According to the study, Greenland ice loss now amounts to more than 48 cubic miles (200 cubic kilometers) each year.
"Significant melting has a significant impact on sea level rise," said Jianli Chen, a research scientist at the University of Texas at Austin who led the study.
The finding, reported today by the online edition of the journal Science, closely agrees with another study on the rapid wasting of Greenland's glaciers published in the journal in February.
Both studies suggest the shrinking ice sheet now contributes about 0.02 inch (0.5 millimeter) a year to global sea level rise.
"That's a very big number," Chen said.
Losses and Gains
Global sea levels have risen by about 0.1 inch (2.8 millimeters) a year over the past decade.
If all the ice on Greenland were to melt into the North Atlantic Ocean, global sea levels would rise by about 21.3 feet (6.5 meters).
Thus scientists are keen to understand if the Danish-owned Arctic island (Greenland map) is losing more ice mass through melting and discharge of glaciers than it is gaining from fresh snowfall.
Richard Alley is a glaciologist at Pennsylvania State University in University Park who was not involved with the study.
He says the new study fits well with other recent studies showing a Greenland meltdown.
"It really does appear that the ice sheet is losing mass," he said in an email.
"Looking at the history of these measurements, the ice sheet was probably near balance a couple of decades ago and has begun shrinking recently," he continued.
"This parallels recent warming."
Full of GRACE
The new study is based on an analysis of gravity measurements collected by a pair of twin wedge-shaped satellites that orbit the Earth in tandem.

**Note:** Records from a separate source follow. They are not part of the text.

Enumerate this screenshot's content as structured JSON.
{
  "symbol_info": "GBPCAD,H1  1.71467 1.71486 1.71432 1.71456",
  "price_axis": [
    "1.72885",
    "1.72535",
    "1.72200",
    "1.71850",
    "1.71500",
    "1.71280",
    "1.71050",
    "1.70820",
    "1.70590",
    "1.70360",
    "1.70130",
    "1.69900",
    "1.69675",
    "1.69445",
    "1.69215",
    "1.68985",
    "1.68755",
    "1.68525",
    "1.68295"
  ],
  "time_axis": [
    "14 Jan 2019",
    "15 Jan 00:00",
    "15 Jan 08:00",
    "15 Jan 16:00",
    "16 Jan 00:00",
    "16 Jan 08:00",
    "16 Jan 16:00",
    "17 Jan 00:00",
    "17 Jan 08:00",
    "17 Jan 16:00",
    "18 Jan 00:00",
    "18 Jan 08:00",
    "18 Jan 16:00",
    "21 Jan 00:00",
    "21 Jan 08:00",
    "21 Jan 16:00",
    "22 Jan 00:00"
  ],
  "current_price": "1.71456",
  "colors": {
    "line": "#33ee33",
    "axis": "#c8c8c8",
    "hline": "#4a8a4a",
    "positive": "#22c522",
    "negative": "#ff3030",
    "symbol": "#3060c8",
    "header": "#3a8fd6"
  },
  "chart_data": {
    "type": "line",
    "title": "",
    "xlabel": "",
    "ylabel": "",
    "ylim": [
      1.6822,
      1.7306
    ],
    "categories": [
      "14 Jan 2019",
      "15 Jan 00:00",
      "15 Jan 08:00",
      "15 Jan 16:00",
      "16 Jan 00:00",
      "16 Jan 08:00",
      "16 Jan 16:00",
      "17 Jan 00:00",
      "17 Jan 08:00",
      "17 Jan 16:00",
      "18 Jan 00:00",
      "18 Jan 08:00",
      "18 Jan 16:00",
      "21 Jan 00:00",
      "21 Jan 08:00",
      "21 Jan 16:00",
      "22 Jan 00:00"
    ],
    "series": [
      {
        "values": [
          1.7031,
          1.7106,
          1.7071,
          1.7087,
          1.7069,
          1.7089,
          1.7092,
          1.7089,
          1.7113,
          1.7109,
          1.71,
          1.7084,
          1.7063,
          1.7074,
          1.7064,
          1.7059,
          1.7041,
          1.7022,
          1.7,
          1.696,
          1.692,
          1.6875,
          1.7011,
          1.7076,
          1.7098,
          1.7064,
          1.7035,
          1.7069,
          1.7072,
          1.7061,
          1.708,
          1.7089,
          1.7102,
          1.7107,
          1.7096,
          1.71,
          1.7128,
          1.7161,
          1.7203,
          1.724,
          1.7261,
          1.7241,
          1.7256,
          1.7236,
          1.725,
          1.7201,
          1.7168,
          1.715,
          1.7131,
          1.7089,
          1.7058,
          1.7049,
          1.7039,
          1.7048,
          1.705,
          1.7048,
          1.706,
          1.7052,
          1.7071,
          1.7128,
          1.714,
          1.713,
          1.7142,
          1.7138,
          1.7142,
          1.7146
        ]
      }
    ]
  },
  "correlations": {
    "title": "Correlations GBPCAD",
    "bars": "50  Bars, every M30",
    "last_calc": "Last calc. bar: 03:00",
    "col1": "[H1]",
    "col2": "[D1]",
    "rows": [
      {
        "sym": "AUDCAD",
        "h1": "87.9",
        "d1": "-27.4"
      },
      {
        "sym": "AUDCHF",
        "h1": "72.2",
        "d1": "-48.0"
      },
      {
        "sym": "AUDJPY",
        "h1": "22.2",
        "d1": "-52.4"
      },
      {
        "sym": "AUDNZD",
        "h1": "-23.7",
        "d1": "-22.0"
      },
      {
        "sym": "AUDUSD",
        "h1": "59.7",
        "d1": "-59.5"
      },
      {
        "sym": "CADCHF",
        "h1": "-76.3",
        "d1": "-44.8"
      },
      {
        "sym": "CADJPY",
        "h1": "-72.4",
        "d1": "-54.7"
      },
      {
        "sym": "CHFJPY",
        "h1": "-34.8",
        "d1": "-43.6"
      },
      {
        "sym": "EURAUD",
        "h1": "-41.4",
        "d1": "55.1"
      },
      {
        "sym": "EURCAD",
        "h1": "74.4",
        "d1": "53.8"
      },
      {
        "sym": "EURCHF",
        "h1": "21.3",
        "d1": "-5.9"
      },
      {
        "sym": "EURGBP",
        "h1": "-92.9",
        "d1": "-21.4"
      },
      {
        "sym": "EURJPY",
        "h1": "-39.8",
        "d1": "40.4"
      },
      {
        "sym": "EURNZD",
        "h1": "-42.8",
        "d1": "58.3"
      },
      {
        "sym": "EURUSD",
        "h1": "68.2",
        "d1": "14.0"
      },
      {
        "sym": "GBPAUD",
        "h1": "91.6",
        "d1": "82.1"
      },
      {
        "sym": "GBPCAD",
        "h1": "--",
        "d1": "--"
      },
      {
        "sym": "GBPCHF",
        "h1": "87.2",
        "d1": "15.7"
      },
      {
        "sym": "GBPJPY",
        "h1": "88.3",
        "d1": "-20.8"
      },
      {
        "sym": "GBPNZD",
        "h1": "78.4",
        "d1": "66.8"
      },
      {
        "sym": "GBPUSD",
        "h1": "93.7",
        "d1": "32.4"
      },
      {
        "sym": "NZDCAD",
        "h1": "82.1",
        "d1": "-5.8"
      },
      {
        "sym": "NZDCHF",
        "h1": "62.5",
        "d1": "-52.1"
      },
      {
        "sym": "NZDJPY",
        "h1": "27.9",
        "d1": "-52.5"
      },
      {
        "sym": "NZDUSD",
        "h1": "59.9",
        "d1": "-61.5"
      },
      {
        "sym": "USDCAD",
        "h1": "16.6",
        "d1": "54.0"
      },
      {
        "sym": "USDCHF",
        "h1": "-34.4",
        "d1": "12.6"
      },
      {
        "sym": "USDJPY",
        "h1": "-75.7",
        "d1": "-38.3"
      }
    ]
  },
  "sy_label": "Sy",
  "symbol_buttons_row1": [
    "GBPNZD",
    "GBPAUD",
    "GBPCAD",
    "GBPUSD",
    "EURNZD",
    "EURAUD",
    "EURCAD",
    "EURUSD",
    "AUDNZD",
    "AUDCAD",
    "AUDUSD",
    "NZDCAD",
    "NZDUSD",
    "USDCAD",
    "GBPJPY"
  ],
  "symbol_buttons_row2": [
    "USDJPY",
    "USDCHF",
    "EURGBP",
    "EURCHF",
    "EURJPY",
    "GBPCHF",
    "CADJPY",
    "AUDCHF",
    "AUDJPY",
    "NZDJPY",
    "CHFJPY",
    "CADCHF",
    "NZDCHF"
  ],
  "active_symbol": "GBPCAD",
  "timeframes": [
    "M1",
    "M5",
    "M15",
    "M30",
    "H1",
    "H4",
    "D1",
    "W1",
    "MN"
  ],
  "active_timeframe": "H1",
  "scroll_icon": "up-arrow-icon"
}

The satellites are part of the Gravity Recovery and Climate Experiment (GRACE), which was launched in March 2002 and is run by a team of experts in the U.S. and Germany.
GRACE measures landmass based on its gravitational pull. The denser a region is, the stronger its pull and the faster the satellites will move above it.

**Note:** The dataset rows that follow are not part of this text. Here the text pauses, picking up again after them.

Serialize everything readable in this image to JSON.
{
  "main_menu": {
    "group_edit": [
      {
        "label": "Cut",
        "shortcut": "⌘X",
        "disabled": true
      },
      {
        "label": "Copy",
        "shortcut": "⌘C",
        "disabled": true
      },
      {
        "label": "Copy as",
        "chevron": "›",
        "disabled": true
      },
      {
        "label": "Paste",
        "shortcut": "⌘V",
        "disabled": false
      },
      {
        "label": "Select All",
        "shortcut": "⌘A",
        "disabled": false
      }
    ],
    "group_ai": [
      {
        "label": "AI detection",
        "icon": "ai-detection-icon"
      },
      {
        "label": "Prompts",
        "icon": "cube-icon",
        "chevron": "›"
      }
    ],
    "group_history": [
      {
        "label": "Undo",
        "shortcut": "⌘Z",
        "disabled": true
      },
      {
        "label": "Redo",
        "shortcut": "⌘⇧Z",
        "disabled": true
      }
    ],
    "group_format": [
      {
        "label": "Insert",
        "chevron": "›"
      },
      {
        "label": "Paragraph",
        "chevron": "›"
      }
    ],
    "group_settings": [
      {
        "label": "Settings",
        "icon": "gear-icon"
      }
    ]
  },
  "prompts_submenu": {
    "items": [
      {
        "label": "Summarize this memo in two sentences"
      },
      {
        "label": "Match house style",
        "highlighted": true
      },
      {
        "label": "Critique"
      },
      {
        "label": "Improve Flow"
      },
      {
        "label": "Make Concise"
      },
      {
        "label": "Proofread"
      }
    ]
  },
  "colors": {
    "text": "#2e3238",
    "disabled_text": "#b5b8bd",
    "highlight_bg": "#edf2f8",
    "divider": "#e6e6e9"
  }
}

The satellites are separated by a distance of 137 miles (220 kilometers) when they are in stable orbit. As the front satellite crosses over an area of strong gravity, it speeds up, increasing the distance between the two satellites.

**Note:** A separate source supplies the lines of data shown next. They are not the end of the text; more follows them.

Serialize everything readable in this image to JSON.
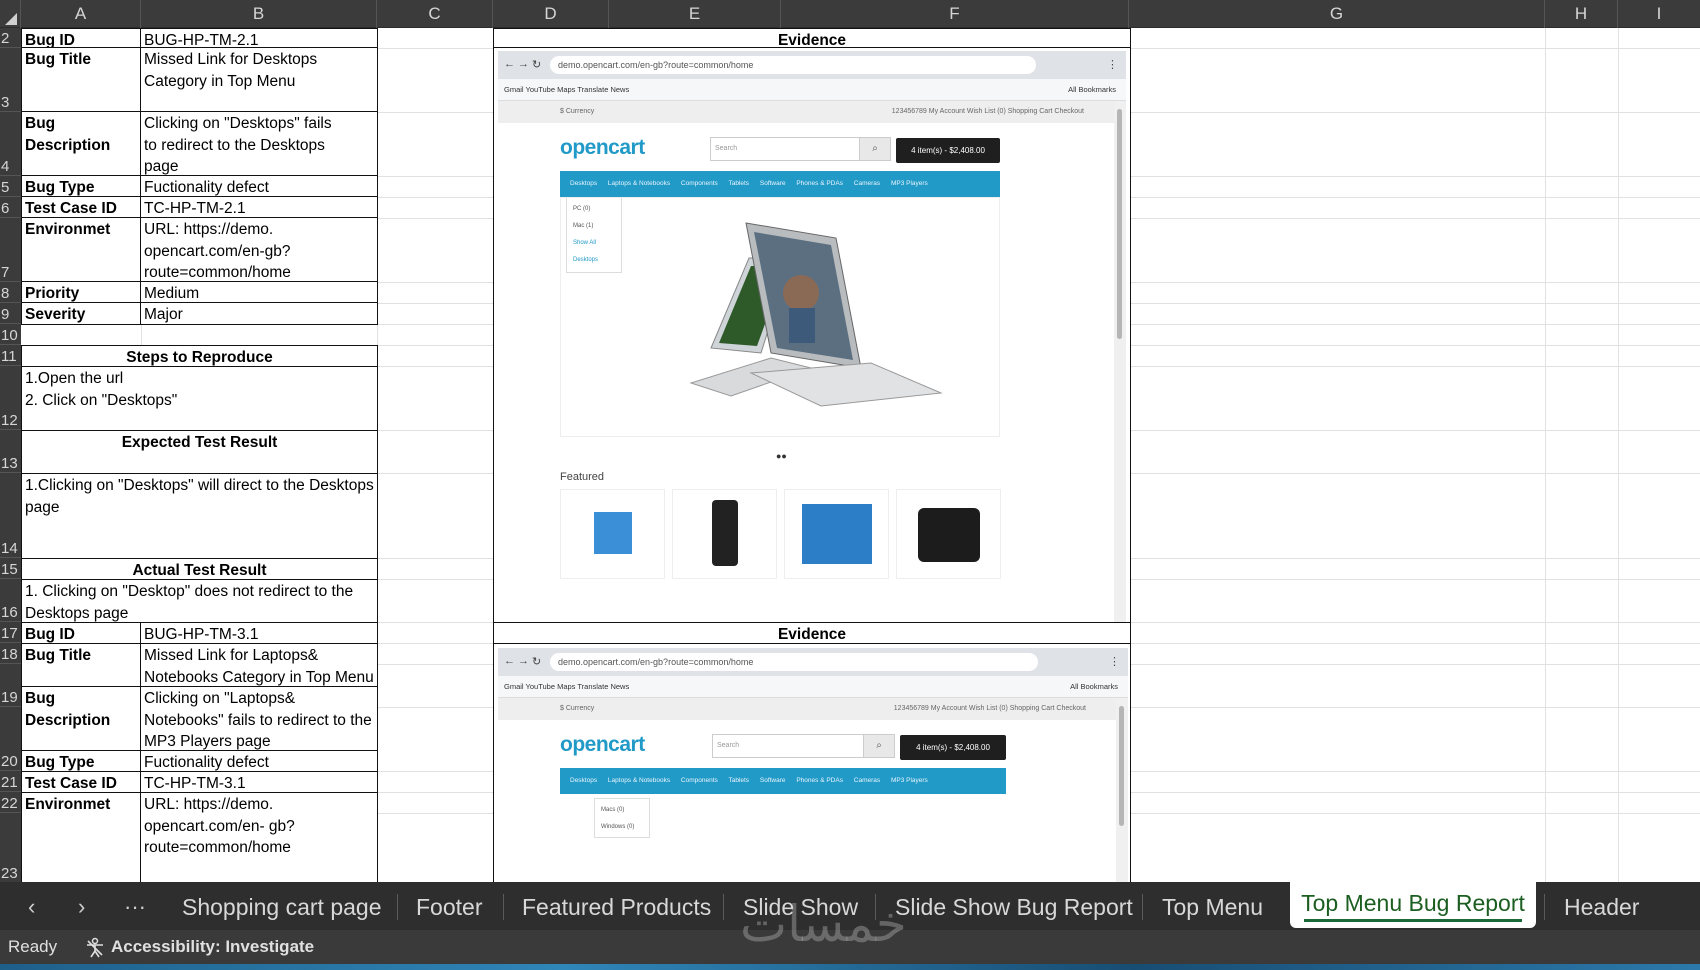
{
  "columns": [
    "A",
    "B",
    "C",
    "D",
    "E",
    "F",
    "G",
    "H",
    "I"
  ],
  "rows": [
    "2",
    "3",
    "4",
    "5",
    "6",
    "7",
    "8",
    "9",
    "10",
    "11",
    "12",
    "13",
    "14",
    "15",
    "16",
    "17",
    "18",
    "19",
    "20",
    "21",
    "22",
    "23"
  ],
  "report1": {
    "bug_id_label": "Bug ID",
    "bug_id": "BUG-HP-TM-2.1",
    "bug_title_label": "Bug Title",
    "bug_title": "Missed Link for Desktops Category in Top Menu",
    "bug_desc_label": "Bug Description",
    "bug_desc": "Clicking on \"Desktops\" fails to redirect to the Desktops page",
    "bug_type_label": "Bug Type",
    "bug_type": "Fuctionality defect",
    "test_case_label": "Test Case ID",
    "test_case": "TC-HP-TM-2.1",
    "env_label": "Environmet",
    "env": "URL: https://demo. opencart.com/en-gb?route=common/home",
    "priority_label": "Priority",
    "priority": "Medium",
    "severity_label": "Severity",
    "severity": "Major",
    "steps_header": "Steps to Reproduce",
    "step1": "1.Open the url",
    "step2": "2. Click on \"Desktops\"",
    "expected_header": "Expected Test Result",
    "expected": "1.Clicking on \"Desktops\" will direct to the Desktops page",
    "actual_header": "Actual Test Result",
    "actual": "1. Clicking on \"Desktop\" does not redirect to the Desktops page",
    "evidence_header": "Evidence"
  },
  "report2": {
    "bug_id_label": "Bug ID",
    "bug_id": "BUG-HP-TM-3.1",
    "bug_title_label": "Bug Title",
    "bug_title": "Missed Link for Laptops& Notebooks Category in Top Menu",
    "bug_desc_label": "Bug Description",
    "bug_desc": "Clicking on \"Laptops& Notebooks\" fails to redirect to the MP3 Players page",
    "bug_type_label": "Bug Type",
    "bug_type": "Fuctionality defect",
    "test_case_label": "Test Case ID",
    "test_case": "TC-HP-TM-3.1",
    "env_label": "Environmet",
    "env": "URL: https://demo. opencart.com/en- gb?route=common/home",
    "evidence_header": "Evidence"
  },
  "evidence": {
    "url": "demo.opencart.com/en-gb?route=common/home",
    "bookmarks": "Gmail   YouTube   Maps   Translate   News",
    "all_bookmarks": "All Bookmarks",
    "currency": "$ Currency",
    "top_links": "123456789   My Account   Wish List (0)   Shopping Cart   Checkout",
    "logo": "opencart",
    "search_placeholder": "Search",
    "cart": "4 item(s) - $2,408.00",
    "menu": [
      "Desktops",
      "Laptops & Notebooks",
      "Components",
      "Tablets",
      "Software",
      "Phones & PDAs",
      "Cameras",
      "MP3 Players"
    ],
    "dropdown1": [
      "PC (0)",
      "Mac (1)",
      "Show All Desktops"
    ],
    "dropdown2": [
      "Macs (0)",
      "Windows (0)"
    ],
    "featured": "Featured"
  },
  "tabs": [
    "Shopping cart page",
    "Footer",
    "Featured Products",
    "Slide Show",
    "Slide Show Bug Report",
    "Top Menu",
    "Top Menu Bug Report",
    "Header"
  ],
  "active_tab": "Top Menu Bug Report",
  "status": {
    "ready": "Ready",
    "accessibility": "Accessibility: Investigate"
  },
  "watermark": "خمسات"
}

"Any tiny change in the distance can be used to infer the surface mass change," Chen said.
Liquid water is generally denser than ice and so has a stronger gravitational pull.
Chen and his University of Texas colleagues analyzed the gravity measurements over Greenland between April 2002 and November 2005, separating the mass change from other signals.
The team found that Greenland is now losing between 52 and 63 cubic miles (216 and 262 cubic kilometers) of ice mass each year.
The current wasting is about three times the rate gleaned from an earlier study of the first two years of GRACE data.
Jay Zwally is a glaciologist with the NASA Goddard Space Flight Center in Greenbelt, Maryland.
He agrees that Greenland ice loss has accelerated in recent years.
But based on he and his colleagues' unpublished analysis of the latest GRACE data, he believes the current ice loss rate is less than half what Chen's team reports.
Nevertheless, he says, Greenland does appear to be losing more ice mass than it gains.
"I would say Greenland now is beginning to contribute significantly to sea level rise," Zwally said. "There's been a significant change in a relatively short period of time."
As methods for analyzing GRACE data are refined and combined with other techniques, scientists will reach agreement over just how quickly the continent is wasting away, Zwally adds.
GRACE has only been orbiting Earth for three and a half years, not long enough to determine if the increase in melting is due to global warming or natural variability, the University of Texas's Chen says.
Longer term trends, and confidence in data interpretation, must wait until several more years of data are collected, he says.
According to Alley, the Pennsylvania State glaciologist, increasing snowfall, increasing melting, and increasing flow of glaciers into the ocean are all expected to result from global warming.
Historical analyses indicate that Greenland shrank when changes in Earth's orbit gave more summer sunshine to the island a few thousand years ago and about 130,000 years ago, he says.
"History and physics and recent observations tie warming to ice shrinkage," he said.
And projections of future climate change indicate continued warming over Greenland if greenhouse gas emissions remain unchecked.
"So shrinkage seems likely," Alley said.